On Monday, a Bladen County Grand Jury handed down the indictment against Jackson following a lengthy investigation by the N.C. State Bureau of Investigation.
Jackson served as the town’s manager/administrator from 1998 to 2013, when he was forced to resign. During a majority of that time — from 2005 to 2013 — he was listed as the owner of a company known as Cygnus, Inc., which was awarded a contract for wastewater treatment services to the town in its first year.
For the next eight years, invoices show the town paid Cygnus nearly $500,000 — including $4,700 monthly for the operation of wells and spray irrigation.
But in 2013, with the election and swearing in of Rufus Duckworth as mayor of Bladenboro, all work being done by Cygnus ceased.
“It was such a whirlwind when I went in — I was new, we had new commissioners, we were trying to get a new fire department, a park and a farmer’smarket — and I didn’t have time to get started on this right away,” Duckworth said recently. “But after doing some digging, I could see there was something fishy.
“And I don’t know of anyone around town who ever saw a Cygnus employee or vehicle,” he added.
Also in 2013, Jackson was asked to resign as town administrator, and he gave his resignation with the promise of a severance package that amounted to just over $50,000.
“That really bothered me,” Duckworth said. “Here we have someone who has, at the very least, mismanaged a lot of money for this town, and (the previous administration) gives him another $50,000.”
Jackson has been employed by the town of River Bend, just outside New Bern, as its town manager since September 2014.
Duckworth, who has been heavily involved with the investigation by the SBI, supplying documents and researching records, said Monday he’s relieved the truth is coming out.

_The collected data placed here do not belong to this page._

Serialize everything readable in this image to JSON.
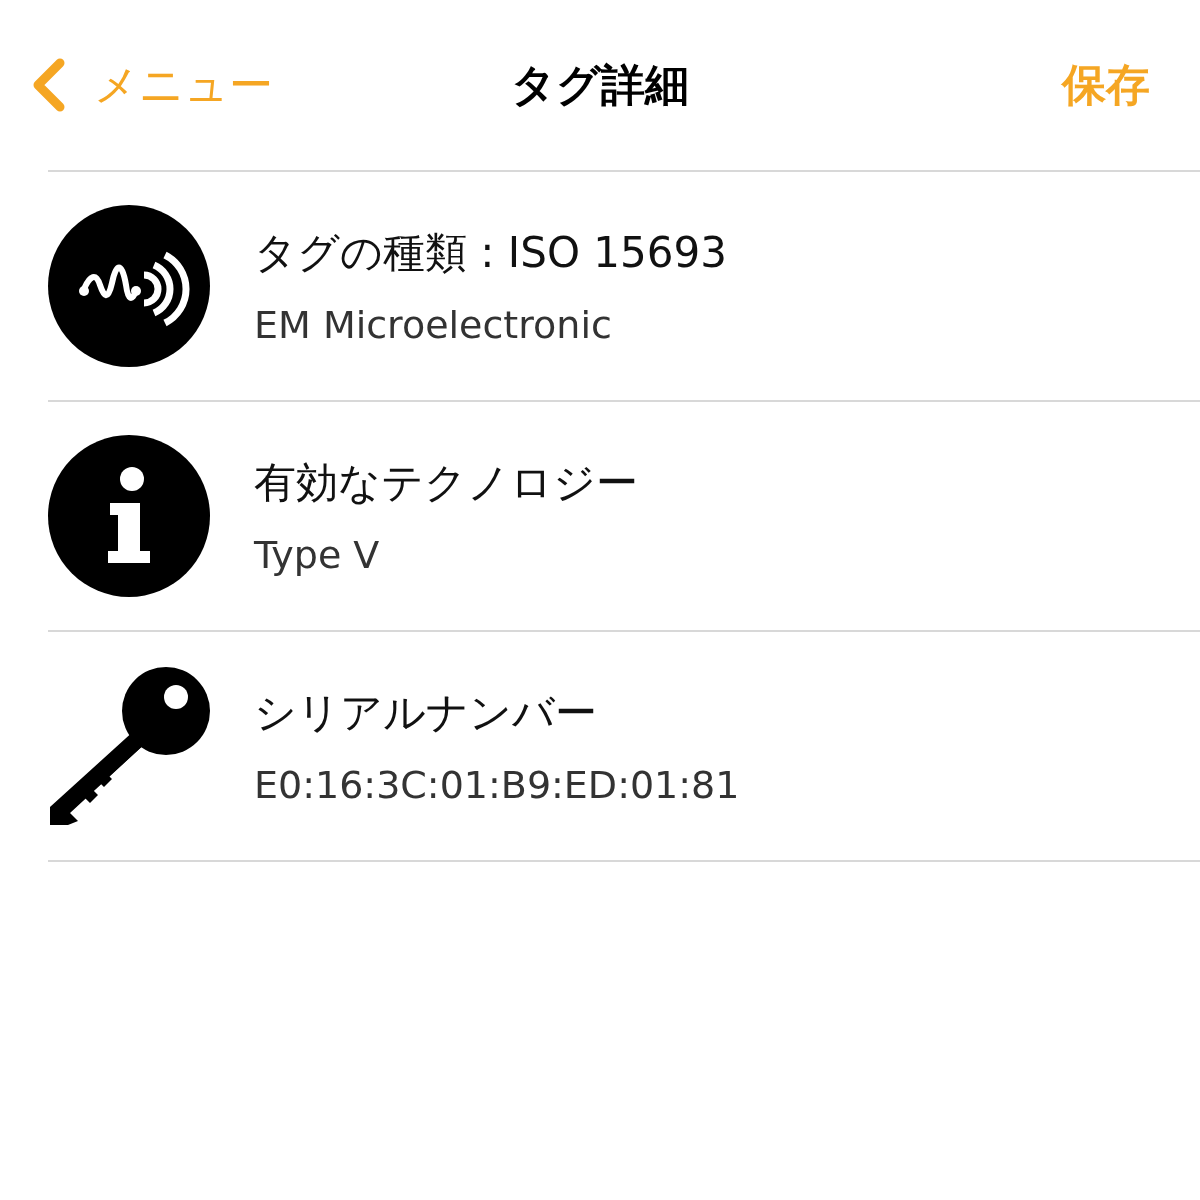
{
  "nav": {
    "back_label": "メニュー",
    "title": "タグ詳細",
    "action": "保存"
  },
  "rows": [
    {
      "kind": "nfc",
      "title": "タグの種類 : ISO 15693",
      "detail": "EM Microelectronic"
    },
    {
      "kind": "info",
      "title": "有効なテクノロジー",
      "detail": "Type V"
    },
    {
      "kind": "key",
      "title": "シリアルナンバー",
      "detail": "E0:16:3C:01:B9:ED:01:81"
    }
  ]
}
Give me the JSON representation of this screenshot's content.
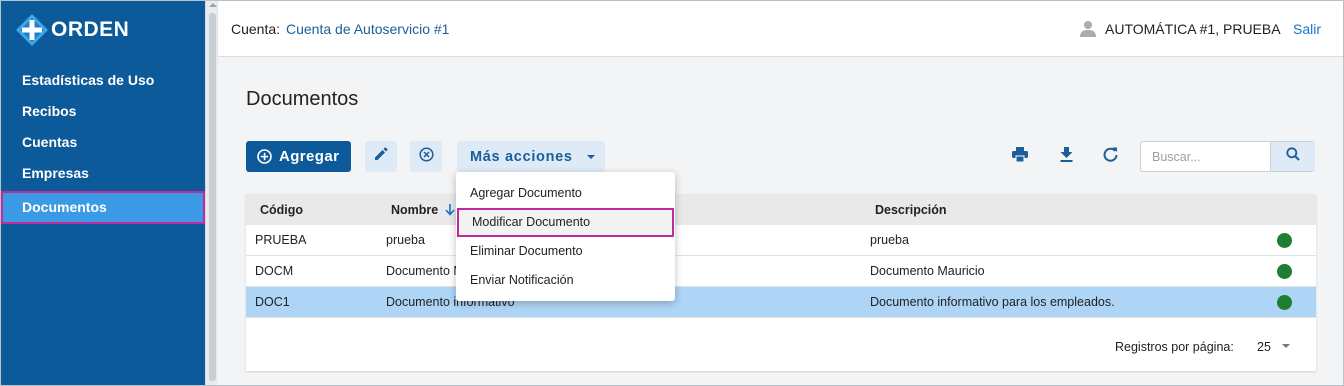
{
  "brand": {
    "name": "ORDEN",
    "logo_icon": "plus-cross-logo",
    "color": "#0d5a9a"
  },
  "sidebar": {
    "items": [
      {
        "label": "Estadísticas de Uso",
        "active": false
      },
      {
        "label": "Recibos",
        "active": false
      },
      {
        "label": "Cuentas",
        "active": false
      },
      {
        "label": "Empresas",
        "active": false
      },
      {
        "label": "Documentos",
        "active": true
      }
    ]
  },
  "header": {
    "account_label": "Cuenta:",
    "account_value": "Cuenta de Autoservicio #1",
    "user_icon": "user-icon",
    "user_name": "AUTOMÁTICA #1, PRUEBA",
    "logout": "Salir"
  },
  "main": {
    "title": "Documentos",
    "toolbar": {
      "add_label": "Agregar",
      "edit_icon": "pencil-icon",
      "cancel_icon": "circle-x-icon",
      "more_label": "Más acciones",
      "print_icon": "print-icon",
      "download_icon": "download-icon",
      "refresh_icon": "refresh-icon",
      "search_placeholder": "Buscar...",
      "search_value": "",
      "search_icon": "search-icon"
    },
    "menu": {
      "items": [
        {
          "label": "Agregar Documento",
          "highlighted": false
        },
        {
          "label": "Modificar Documento",
          "highlighted": true
        },
        {
          "label": "Eliminar Documento",
          "highlighted": false
        },
        {
          "label": "Enviar Notificación",
          "highlighted": false
        }
      ]
    },
    "table": {
      "columns": [
        "Código",
        "Nombre",
        "Descripción"
      ],
      "sort_column": "Nombre",
      "sort_direction": "descending",
      "rows": [
        {
          "code": "PRUEBA",
          "name": "prueba",
          "description": "prueba",
          "status": "active",
          "selected": false
        },
        {
          "code": "DOCM",
          "name": "Documento Mauricio",
          "description": "Documento Mauricio",
          "status": "active",
          "selected": false
        },
        {
          "code": "DOC1",
          "name": "Documento informativo",
          "description": "Documento informativo para los empleados.",
          "status": "active",
          "selected": true
        }
      ],
      "status_color": "#1e7e34",
      "selected_row_color": "#aed4f6",
      "rows_per_page_label": "Registros por página:",
      "rows_per_page_value": "25"
    }
  },
  "colors": {
    "accent": "#0d5a9a",
    "highlight_border": "#c2299b",
    "active_nav": "#3a9ae6"
  }
}
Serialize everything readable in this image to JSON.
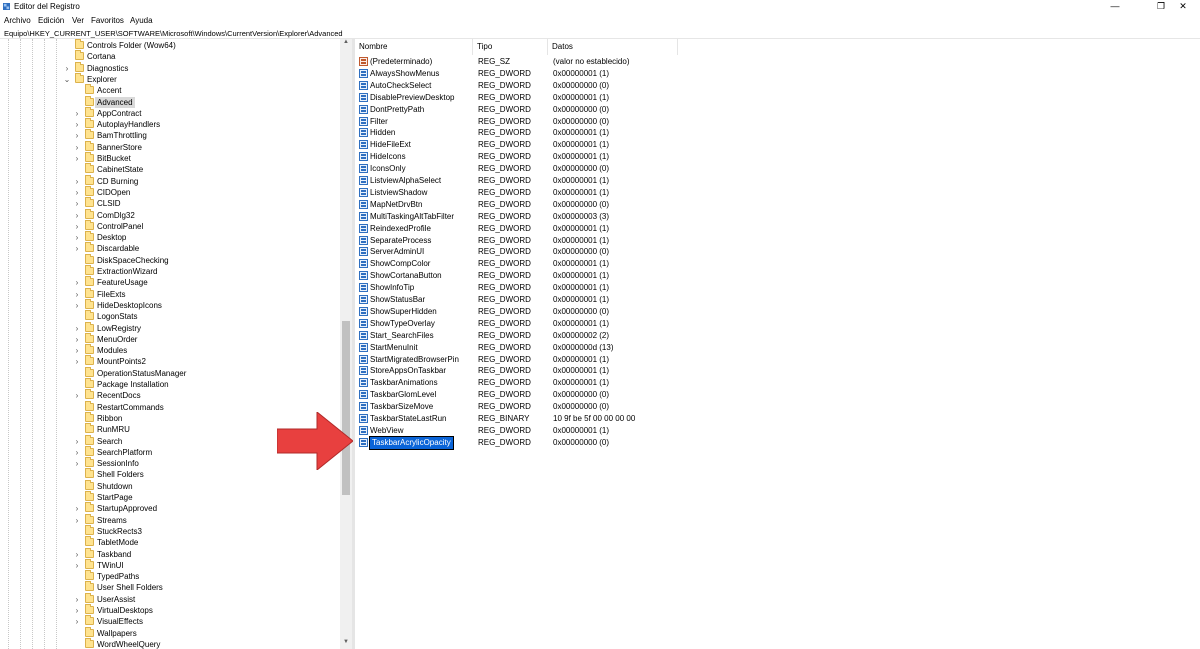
{
  "window": {
    "title": "Editor del Registro",
    "minimize_glyph": "—",
    "maximize_glyph": "❐",
    "close_glyph": "✕"
  },
  "menu": [
    "Archivo",
    "Edición",
    "Ver",
    "Favoritos",
    "Ayuda"
  ],
  "address": "Equipo\\HKEY_CURRENT_USER\\SOFTWARE\\Microsoft\\Windows\\CurrentVersion\\Explorer\\Advanced",
  "tree": {
    "parents": [
      {
        "label": "Controls Folder (Wow64)",
        "expander": ""
      },
      {
        "label": "Cortana",
        "expander": ""
      },
      {
        "label": "Diagnostics",
        "expander": "›"
      },
      {
        "label": "Explorer",
        "expander": "⌄"
      }
    ],
    "children": [
      {
        "label": "Accent",
        "expander": ""
      },
      {
        "label": "Advanced",
        "expander": "",
        "selected": true
      },
      {
        "label": "AppContract",
        "expander": "›"
      },
      {
        "label": "AutoplayHandlers",
        "expander": "›"
      },
      {
        "label": "BamThrottling",
        "expander": "›"
      },
      {
        "label": "BannerStore",
        "expander": "›"
      },
      {
        "label": "BitBucket",
        "expander": "›"
      },
      {
        "label": "CabinetState",
        "expander": ""
      },
      {
        "label": "CD Burning",
        "expander": "›"
      },
      {
        "label": "CIDOpen",
        "expander": "›"
      },
      {
        "label": "CLSID",
        "expander": "›"
      },
      {
        "label": "ComDlg32",
        "expander": "›"
      },
      {
        "label": "ControlPanel",
        "expander": "›"
      },
      {
        "label": "Desktop",
        "expander": "›"
      },
      {
        "label": "Discardable",
        "expander": "›"
      },
      {
        "label": "DiskSpaceChecking",
        "expander": ""
      },
      {
        "label": "ExtractionWizard",
        "expander": ""
      },
      {
        "label": "FeatureUsage",
        "expander": "›"
      },
      {
        "label": "FileExts",
        "expander": "›"
      },
      {
        "label": "HideDesktopIcons",
        "expander": "›"
      },
      {
        "label": "LogonStats",
        "expander": ""
      },
      {
        "label": "LowRegistry",
        "expander": "›"
      },
      {
        "label": "MenuOrder",
        "expander": "›"
      },
      {
        "label": "Modules",
        "expander": "›"
      },
      {
        "label": "MountPoints2",
        "expander": "›"
      },
      {
        "label": "OperationStatusManager",
        "expander": ""
      },
      {
        "label": "Package Installation",
        "expander": ""
      },
      {
        "label": "RecentDocs",
        "expander": "›"
      },
      {
        "label": "RestartCommands",
        "expander": ""
      },
      {
        "label": "Ribbon",
        "expander": ""
      },
      {
        "label": "RunMRU",
        "expander": ""
      },
      {
        "label": "Search",
        "expander": "›"
      },
      {
        "label": "SearchPlatform",
        "expander": "›"
      },
      {
        "label": "SessionInfo",
        "expander": "›"
      },
      {
        "label": "Shell Folders",
        "expander": ""
      },
      {
        "label": "Shutdown",
        "expander": ""
      },
      {
        "label": "StartPage",
        "expander": ""
      },
      {
        "label": "StartupApproved",
        "expander": "›"
      },
      {
        "label": "Streams",
        "expander": "›"
      },
      {
        "label": "StuckRects3",
        "expander": ""
      },
      {
        "label": "TabletMode",
        "expander": ""
      },
      {
        "label": "Taskband",
        "expander": "›"
      },
      {
        "label": "TWinUI",
        "expander": "›"
      },
      {
        "label": "TypedPaths",
        "expander": ""
      },
      {
        "label": "User Shell Folders",
        "expander": ""
      },
      {
        "label": "UserAssist",
        "expander": "›"
      },
      {
        "label": "VirtualDesktops",
        "expander": "›"
      },
      {
        "label": "VisualEffects",
        "expander": "›"
      },
      {
        "label": "Wallpapers",
        "expander": ""
      },
      {
        "label": "WordWheelQuery",
        "expander": ""
      }
    ]
  },
  "list": {
    "columns": {
      "name": "Nombre",
      "type": "Tipo",
      "data": "Datos"
    },
    "rows": [
      {
        "name": "(Predeterminado)",
        "type": "REG_SZ",
        "data": "(valor no establecido)",
        "kind": "sz"
      },
      {
        "name": "AlwaysShowMenus",
        "type": "REG_DWORD",
        "data": "0x00000001 (1)",
        "kind": "dword"
      },
      {
        "name": "AutoCheckSelect",
        "type": "REG_DWORD",
        "data": "0x00000000 (0)",
        "kind": "dword"
      },
      {
        "name": "DisablePreviewDesktop",
        "type": "REG_DWORD",
        "data": "0x00000001 (1)",
        "kind": "dword"
      },
      {
        "name": "DontPrettyPath",
        "type": "REG_DWORD",
        "data": "0x00000000 (0)",
        "kind": "dword"
      },
      {
        "name": "Filter",
        "type": "REG_DWORD",
        "data": "0x00000000 (0)",
        "kind": "dword"
      },
      {
        "name": "Hidden",
        "type": "REG_DWORD",
        "data": "0x00000001 (1)",
        "kind": "dword"
      },
      {
        "name": "HideFileExt",
        "type": "REG_DWORD",
        "data": "0x00000001 (1)",
        "kind": "dword"
      },
      {
        "name": "HideIcons",
        "type": "REG_DWORD",
        "data": "0x00000001 (1)",
        "kind": "dword"
      },
      {
        "name": "IconsOnly",
        "type": "REG_DWORD",
        "data": "0x00000000 (0)",
        "kind": "dword"
      },
      {
        "name": "ListviewAlphaSelect",
        "type": "REG_DWORD",
        "data": "0x00000001 (1)",
        "kind": "dword"
      },
      {
        "name": "ListviewShadow",
        "type": "REG_DWORD",
        "data": "0x00000001 (1)",
        "kind": "dword"
      },
      {
        "name": "MapNetDrvBtn",
        "type": "REG_DWORD",
        "data": "0x00000000 (0)",
        "kind": "dword"
      },
      {
        "name": "MultiTaskingAltTabFilter",
        "type": "REG_DWORD",
        "data": "0x00000003 (3)",
        "kind": "dword"
      },
      {
        "name": "ReindexedProfile",
        "type": "REG_DWORD",
        "data": "0x00000001 (1)",
        "kind": "dword"
      },
      {
        "name": "SeparateProcess",
        "type": "REG_DWORD",
        "data": "0x00000001 (1)",
        "kind": "dword"
      },
      {
        "name": "ServerAdminUI",
        "type": "REG_DWORD",
        "data": "0x00000000 (0)",
        "kind": "dword"
      },
      {
        "name": "ShowCompColor",
        "type": "REG_DWORD",
        "data": "0x00000001 (1)",
        "kind": "dword"
      },
      {
        "name": "ShowCortanaButton",
        "type": "REG_DWORD",
        "data": "0x00000001 (1)",
        "kind": "dword"
      },
      {
        "name": "ShowInfoTip",
        "type": "REG_DWORD",
        "data": "0x00000001 (1)",
        "kind": "dword"
      },
      {
        "name": "ShowStatusBar",
        "type": "REG_DWORD",
        "data": "0x00000001 (1)",
        "kind": "dword"
      },
      {
        "name": "ShowSuperHidden",
        "type": "REG_DWORD",
        "data": "0x00000000 (0)",
        "kind": "dword"
      },
      {
        "name": "ShowTypeOverlay",
        "type": "REG_DWORD",
        "data": "0x00000001 (1)",
        "kind": "dword"
      },
      {
        "name": "Start_SearchFiles",
        "type": "REG_DWORD",
        "data": "0x00000002 (2)",
        "kind": "dword"
      },
      {
        "name": "StartMenuInit",
        "type": "REG_DWORD",
        "data": "0x0000000d (13)",
        "kind": "dword"
      },
      {
        "name": "StartMigratedBrowserPin",
        "type": "REG_DWORD",
        "data": "0x00000001 (1)",
        "kind": "dword"
      },
      {
        "name": "StoreAppsOnTaskbar",
        "type": "REG_DWORD",
        "data": "0x00000001 (1)",
        "kind": "dword"
      },
      {
        "name": "TaskbarAnimations",
        "type": "REG_DWORD",
        "data": "0x00000001 (1)",
        "kind": "dword"
      },
      {
        "name": "TaskbarGlomLevel",
        "type": "REG_DWORD",
        "data": "0x00000000 (0)",
        "kind": "dword"
      },
      {
        "name": "TaskbarSizeMove",
        "type": "REG_DWORD",
        "data": "0x00000000 (0)",
        "kind": "dword"
      },
      {
        "name": "TaskbarStateLastRun",
        "type": "REG_BINARY",
        "data": "10 9f be 5f 00 00 00 00",
        "kind": "binary"
      },
      {
        "name": "WebView",
        "type": "REG_DWORD",
        "data": "0x00000001 (1)",
        "kind": "dword"
      },
      {
        "name": "TaskbarAcrylicOpacity",
        "type": "REG_DWORD",
        "data": "0x00000000 (0)",
        "kind": "dword",
        "editing": true
      }
    ]
  },
  "colors": {
    "arrow": "#e8403f",
    "selection": "#0a64d8",
    "folder": "#ffe38f"
  }
}
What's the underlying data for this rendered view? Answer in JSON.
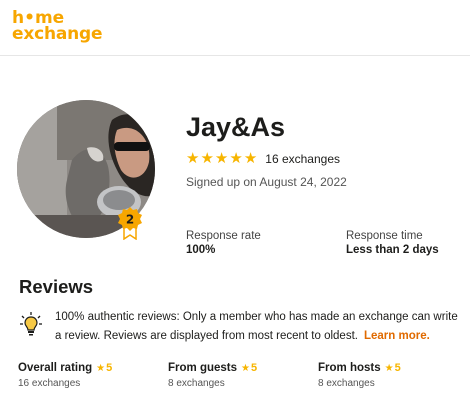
{
  "brand": {
    "logo_line1": "h•me",
    "logo_line2": "exchange",
    "accent": "#f7a600"
  },
  "profile": {
    "name": "Jay&As",
    "stars": [
      "★",
      "★",
      "★",
      "★",
      "★"
    ],
    "exchanges": "16 exchanges",
    "signed_up": "Signed up on August 24, 2022",
    "badge_level": "2"
  },
  "stats": {
    "response_rate_label": "Response rate",
    "response_rate_value": "100%",
    "response_time_label": "Response time",
    "response_time_value": "Less than 2 days"
  },
  "reviews": {
    "title": "Reviews",
    "info_text": "100% authentic reviews: Only a member who has made an exchange can write a review. Reviews are displayed from most recent to oldest.",
    "learn_more": "Learn more.",
    "ratings": [
      {
        "label": "Overall rating",
        "star": "★",
        "score": "5",
        "count": "16 exchanges"
      },
      {
        "label": "From guests",
        "star": "★",
        "score": "5",
        "count": "8 exchanges"
      },
      {
        "label": "From hosts",
        "star": "★",
        "score": "5",
        "count": "8 exchanges"
      }
    ]
  }
}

“I don’t know if other charges are pending (but) this should answer questions that a lot of people have had,” he said, “and it shows that the current board will do the right thing. Now we can move forward and see if we can recover any of the town’s money.”
Duckworth said he originally brought his concerns to Glenn Emory with the Bladen County District Attorney’s Office, but was referred to State Auditor Beth Wood — who determined that what Duckworth had concerns about was more of a criminal case.
Since then, Duckworth said hours and hours of digging through the Internet have turned up numerous questionable areas about Cygnus — including the fact that Jackson is listed as the company’s president; his aunt, Mary Estelle Wiggins, is listed as the company secretary; and a former town clerk under Jackson, Lisa Kelly Porter, was listed as a company officer.
Also of concern to Duckworth is the fact that the home office for Cygnus was listed in Wilmington, then Ocean Isle Beach and then Lumberton over a nine-year period.
In November, Duckworth said if there is an area where he sees the town has some culpability, it’s with the fact that the administration at the time allowed Jackson to OK all invoices and sign all checks during the day-to-day operations.
“This is where you have a problem … when you have a manager who has free reign with no checks or balances,” Duckworth said. “And we had a town board at the time that wouldn’t do it’s job.
“It’s really very simple — what you don’t condemn, you condone,” he added.